For this task, we need libraries to handle images and web requests, in addition to our `transformers` pipeline.

- **`Image` from `PIL`**: The Python Imaging Library (Pillow) is the standard for opening and manipulating images in Python.
- **`requests`**: A simple HTTP library that we'll use to download an image from a URL.
- **`pipeline` from `transformers`**: Our main tool for running models on specific tasks with just a few lines of code.

In [None]:
from PIL import Image
import requests
from transformers import pipeline

## 🖼️ 4. Fetching and Loading an Image

Before we can perform segmentation, we need an image. This code fetches an image from a URL and loads it into a format our pipeline can work with.

The code defines the image **`url`**, uses **`requests.get()`** to download the raw image data, and then uses **`Image.open()`** to load that data as a Pillow `Image` object.

In [None]:
url = "https://img.freepik.com/free-photo/young-bearded-man-with-striped-shirt_273609-5677.jpg"

image = Image.open(requests.get(url, stream=True).raw)

## 🎨 5. Performing Image Segmentation

This is where we perform **Image Segmentation**. Unlike image classification (which tells you *what* is in an image), segmentation tells you *where* it is by classifying every single pixel.

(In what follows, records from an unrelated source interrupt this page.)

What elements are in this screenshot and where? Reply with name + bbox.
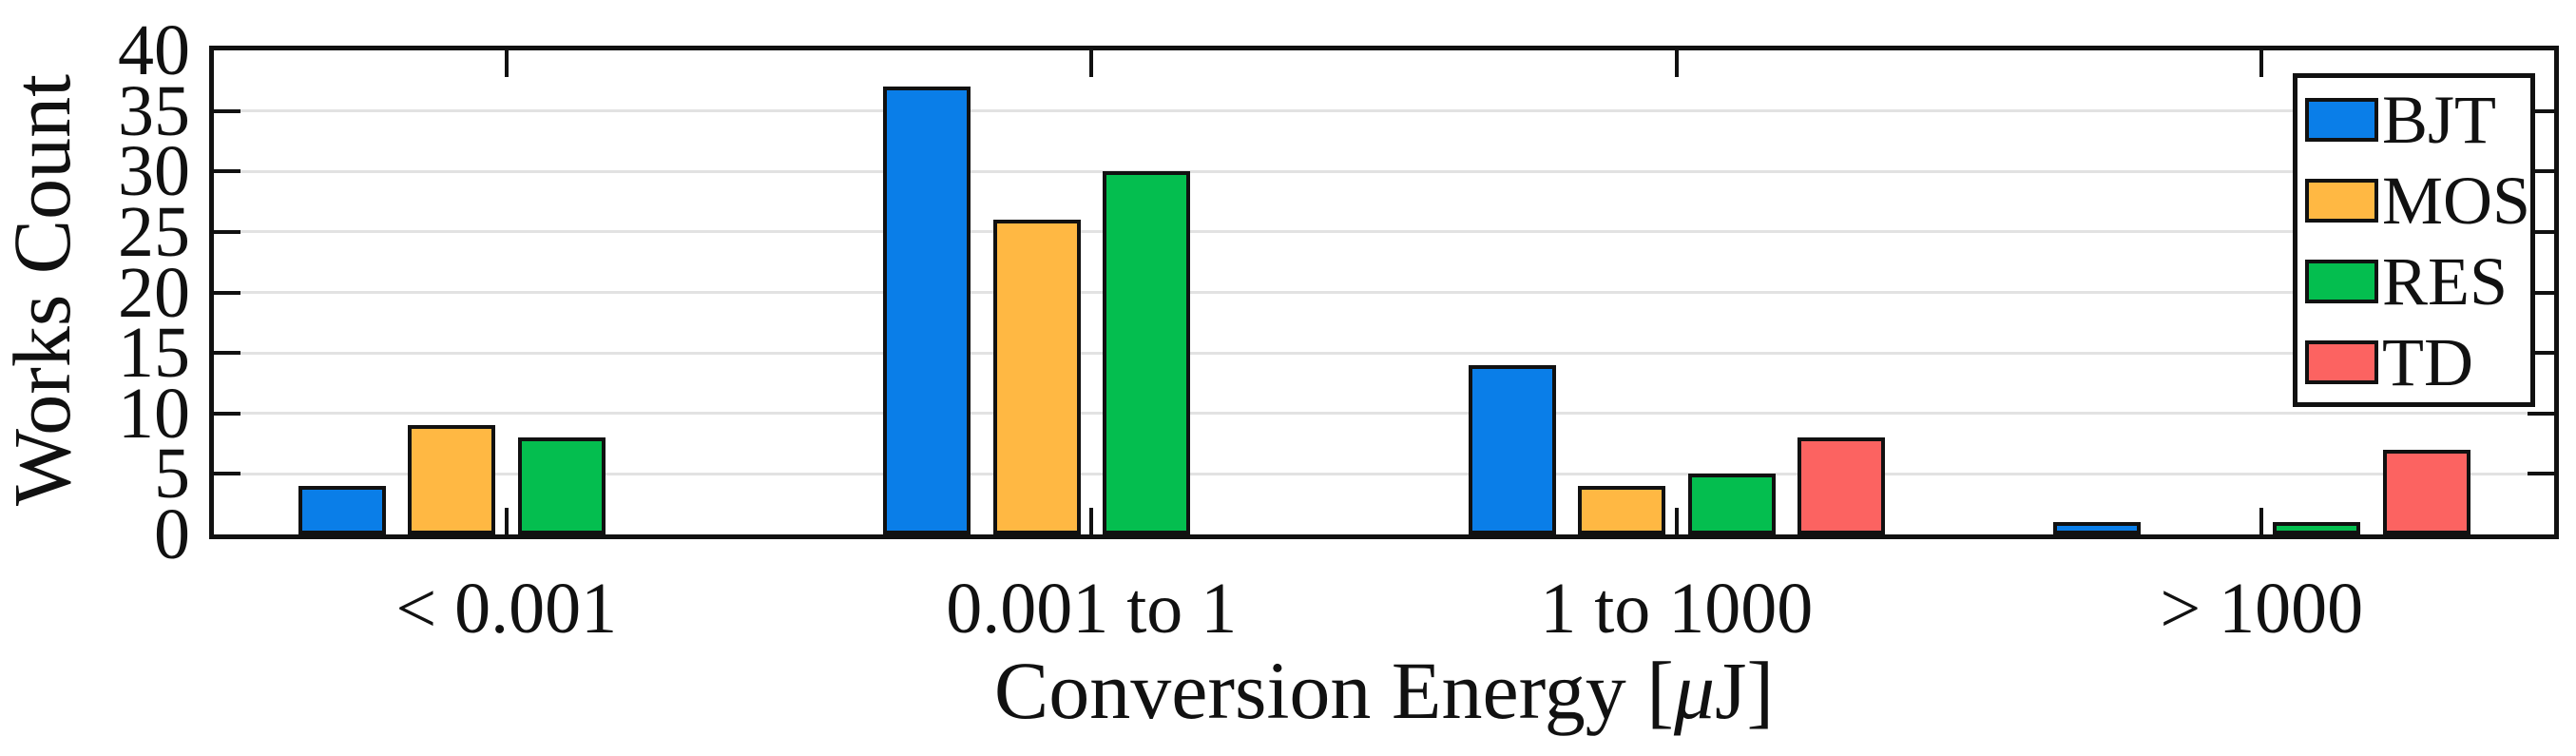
y-tick-left [214,290,240,295]
y-tick-left [214,411,240,416]
legend-item-RES: RES [2297,241,2530,321]
y-tick-right [2528,108,2554,113]
y-tick-label: 40 [118,10,190,90]
bar-RES-2 [1687,474,1776,534]
y-tick-label: 5 [154,434,190,514]
bar-TD-3 [2382,449,2470,534]
y-tick-label: 25 [118,191,190,272]
x-tick-top [504,50,509,77]
legend-item-MOS: MOS [2297,160,2530,241]
gridline [214,169,2554,173]
legend-swatch-BJT [2305,97,2378,142]
bar-MOS-2 [1578,486,1665,534]
bar-BJT-3 [2053,522,2141,534]
y-tick-right [2528,169,2554,174]
y-tick-left [214,169,240,174]
bar-TD-2 [1797,437,1885,534]
gridline [214,230,2554,234]
legend-swatch-MOS [2305,178,2378,223]
x-tick-bottom [1674,508,1679,534]
bar-MOS-0 [408,425,495,534]
gridline [214,109,2554,113]
y-tick-left [214,108,240,113]
x-category-label: 1 to 1000 [1540,569,1814,649]
y-tick-right [2528,411,2554,416]
bar-RES-1 [1103,171,1190,534]
x-tick-bottom [1089,508,1094,534]
gridline [214,351,2554,355]
y-tick-left [214,472,240,476]
y-tick-label: 30 [118,131,190,212]
bar-BJT-2 [1468,364,1556,534]
legend-label: TD [2382,323,2473,400]
y-tick-label: 0 [154,494,190,574]
y-tick-right [2528,472,2554,476]
y-tick-right [2528,229,2554,234]
legend-item-BJT: BJT [2297,79,2530,160]
y-tick-label: 35 [118,70,190,151]
bar-BJT-0 [298,486,386,534]
legend-swatch-RES [2305,259,2378,303]
y-tick-right [2528,351,2554,356]
legend-swatch-TD [2305,339,2378,384]
legend-label: MOS [2382,162,2531,239]
x-tick-top [1674,50,1679,77]
bar-RES-3 [2273,522,2360,534]
bar-MOS-1 [992,220,1081,534]
gridline [214,412,2554,416]
legend-label: BJT [2382,81,2497,158]
y-tick-left [214,229,240,234]
legend: BJT MOS RES TD [2293,73,2535,407]
x-category-label: > 1000 [2160,569,2364,649]
x-tick-bottom [2259,508,2264,534]
y-tick-label: 15 [118,313,190,394]
y-tick-right [2528,290,2554,295]
gridline [214,291,2554,294]
x-axis-label-suffix: J] [1715,645,1775,736]
x-tick-top [1089,50,1094,77]
x-tick-top [2259,50,2264,77]
y-tick-label: 20 [118,252,190,333]
y-tick-label: 10 [118,373,190,454]
x-axis-label: Conversion Energy [μJ] [994,643,1774,738]
x-category-label: 0.001 to 1 [946,569,1238,649]
bar-RES-0 [517,437,606,534]
plot-area: BJT MOS RES TD [209,46,2559,539]
x-category-label: < 0.001 [395,569,618,649]
legend-item-TD: TD [2297,321,2530,402]
bar-BJT-1 [883,87,971,534]
y-tick-left [214,351,240,356]
x-axis-label-mu: μ [1673,645,1716,736]
legend-label: RES [2382,242,2509,320]
x-tick-bottom [504,508,509,534]
gridline [214,472,2554,475]
x-axis-label-prefix: Conversion Energy [ [993,645,1674,736]
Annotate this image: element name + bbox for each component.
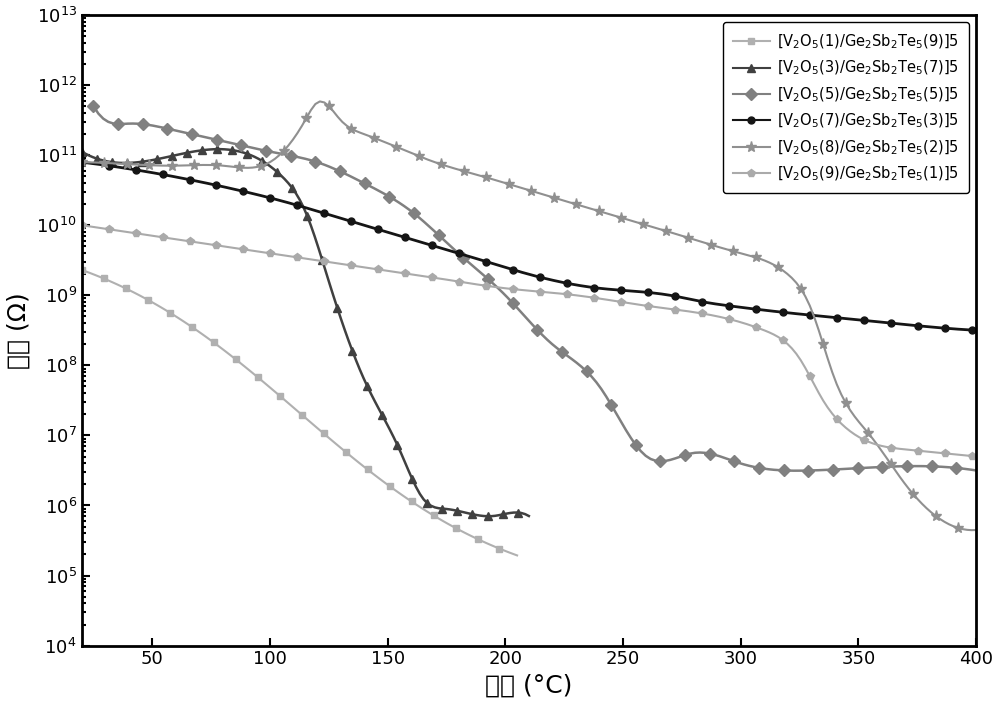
Y-axis label: 电阔 (Ω): 电阔 (Ω) <box>7 292 31 369</box>
Legend: [V$_2$O$_5$(1)/Ge$_2$Sb$_2$Te$_5$(9)]5, [V$_2$O$_5$(3)/Ge$_2$Sb$_2$Te$_5$(7)]5, : [V$_2$O$_5$(1)/Ge$_2$Sb$_2$Te$_5$(9)]5, … <box>723 23 969 193</box>
X-axis label: 温度 (°C): 温度 (°C) <box>485 674 573 698</box>
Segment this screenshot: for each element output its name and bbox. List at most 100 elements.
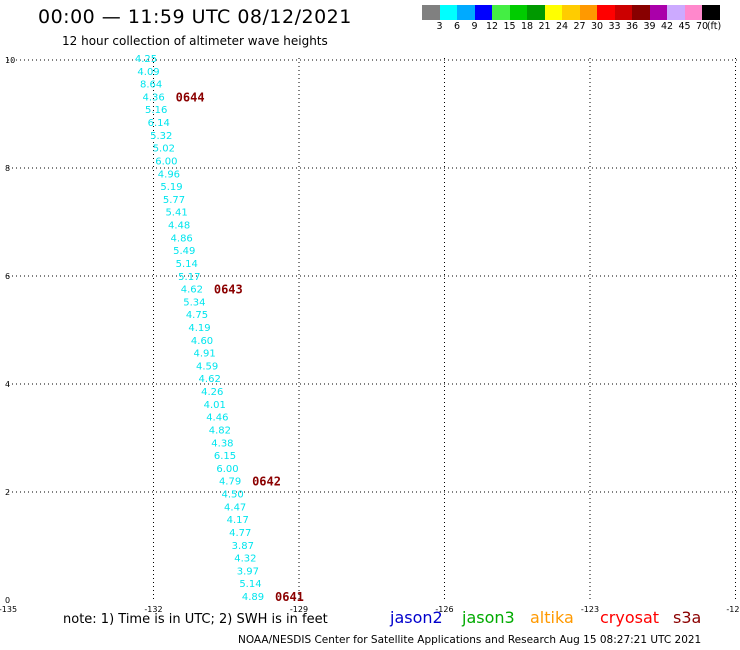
legend-label: 3 [436,21,443,32]
wave-height-value: 5.02 [153,144,175,155]
legend-label: 42 [660,21,674,32]
satellite-label-altika: altika [530,608,574,627]
legend-label: 15 [503,21,516,32]
lon-tick-label: -135 [0,605,17,614]
legend-swatch [474,5,492,20]
wave-height-value: 4.86 [171,233,193,244]
lon-tick-label: -120 [726,605,740,614]
lat-tick-label: 10 [5,56,15,65]
pass-time-label: 0641 [275,590,304,604]
wave-height-value: 4.75 [186,310,208,321]
wave-height-value: 4.36 [143,92,165,103]
wave-height-value: 5.16 [145,105,167,116]
wave-height-value: 5.41 [165,208,187,219]
legend-swatch [632,5,650,20]
legend-swatch [702,5,720,20]
legend-label: 36 [625,21,639,32]
wave-height-value: 5.14 [176,259,198,270]
lat-tick-label: 6 [5,272,10,281]
legend-label: 27 [573,21,586,32]
wave-height-value: 4.17 [227,515,249,526]
wave-height-value: 4.19 [188,323,210,334]
satellite-label-jason3: jason3 [462,608,515,627]
lon-tick-label: -132 [144,605,162,614]
wave-height-value: 5.34 [183,297,205,308]
legend-swatch [614,5,632,20]
legend-label: 45 [678,21,691,32]
wave-height-value: 4.38 [211,438,233,449]
wave-height-value: 5.32 [150,131,172,142]
pass-time-label: 0642 [252,475,281,489]
legend-label: 33 [608,21,621,32]
legend-swatch [457,5,475,20]
lat-tick-label: 8 [5,164,10,173]
note-text: note: 1) Time is in UTC; 2) SWH is in fe… [63,612,328,627]
legend-swatch [579,5,597,20]
legend-label: 9 [471,21,478,32]
legend-swatch [527,5,545,20]
legend-label: 30 [590,21,604,32]
lat-tick-label: 2 [5,488,10,497]
color-legend [422,5,720,20]
legend-swatch [684,5,702,20]
legend-swatch [509,5,527,20]
wave-height-value: 5.49 [173,246,195,257]
legend-swatch [492,5,510,20]
legend-label: 18 [520,21,534,32]
lat-tick-label: 4 [5,380,10,389]
lat-tick-label: 0 [5,596,10,605]
satellite-label-jason2: jason2 [390,608,443,627]
wave-height-value: 8.64 [140,80,162,91]
wave-height-value: 6.15 [214,451,236,462]
wave-height-value: 5.14 [239,579,261,590]
wave-height-value: 4.46 [206,413,228,424]
wave-height-value: 4.91 [193,349,215,360]
wave-height-value: 4.89 [242,592,264,603]
credit-text: NOAA/NESDIS Center for Satellite Applica… [238,634,702,646]
legend-label: 6 [453,21,461,32]
legend-label: (ft) [706,21,722,32]
wave-height-value: 5.77 [163,195,185,206]
legend-swatch [544,5,562,20]
satellite-label-cryosat: cryosat [600,608,660,627]
legend-swatch [649,5,667,20]
wave-height-value: 4.25 [135,54,157,65]
lon-tick-label: -129 [290,605,308,614]
wave-height-value: 3.97 [237,566,259,577]
wave-height-value: 4.77 [229,528,251,539]
lon-tick-label: -126 [435,605,453,614]
legend-swatch [597,5,615,20]
wave-height-value: 6.00 [155,156,177,167]
wave-height-value: 4.62 [181,285,203,296]
pass-time-label: 0643 [214,283,243,297]
legend-swatch [422,5,440,20]
wave-height-value: 6.14 [148,118,170,129]
page-title: 00:00 — 11:59 UTC 08/12/2021 [38,6,352,28]
wave-height-value: 4.59 [196,361,218,372]
wave-height-value: 4.32 [234,554,256,565]
page-subtitle: 12 hour collection of altimeter wave hei… [62,34,328,48]
wave-height-value: 4.47 [224,502,246,513]
wave-height-value: 5.19 [160,182,182,193]
wave-height-value: 4.09 [137,67,159,78]
wave-height-value: 4.01 [204,400,226,411]
legend-swatch [562,5,580,20]
legend-label: 21 [538,21,551,32]
pass-time-label: 0644 [176,90,205,104]
legend-swatch [439,5,457,20]
wave-height-value: 4.60 [191,336,213,347]
wave-height-value: 6.00 [216,464,238,475]
wave-height-value: 4.62 [199,374,221,385]
wave-height-value: 4.82 [209,425,231,436]
legend-label: 12 [485,21,499,32]
wave-height-value: 5.17 [178,272,200,283]
wave-height-value: 4.50 [221,490,243,501]
satellite-label-s3a: s3a [673,608,702,627]
wave-height-value: 4.96 [158,169,180,180]
lon-tick-label: -123 [581,605,599,614]
wave-height-value: 4.79 [219,477,241,488]
wave-height-value: 3.87 [232,541,254,552]
legend-label: 39 [643,21,656,32]
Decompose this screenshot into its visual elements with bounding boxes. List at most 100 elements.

1.  **Creating the Pipeline**: We initialize a pipeline for **`"image-segmentation"`**.
2.  **Model Selection**: We use a specialized model, **`"mattmdjaga/segformer_b2_clothes"`**. This is a SegFormer model that has been specifically fine-tuned to identify and outline different types of clothing and features on a person (like hair, skin, etc.).
3.  **Inference**: We pass our `image` to the `segmenter`.
4.  **Output**: The result is a list of dictionaries. Each dictionary represents a detected object (e.g., 'T-shirt') and contains its **`label`**, confidence **`score`**, and a **`mask`**. The mask is a new image where only the pixels belonging to that object are highlighted.

In [None]:
model="briaai/RMBG-2.0"
model="nvidia/segformer-b0-finetuned-ade-512-512"
model="mattmdjaga/segformer_b2_clothes"

segmenter = pipeline("image-segmentation", model=model)
outputs = segmenter(image)

outputs

## 🎭 6. Visualizing a Single Mask

To better understand the output, we can isolate and view a single mask. This line of code accesses one of the items from the `outputs` list (in this case, the fourth item at index 3) and extracts its **`'mask'`**.

Displaying this mask shows a black-and-white image where the white pixels precisely outline the location and shape of the detected object, providing a clear visualization of the segmentation result.

In [None]:
outputs[3]['mask']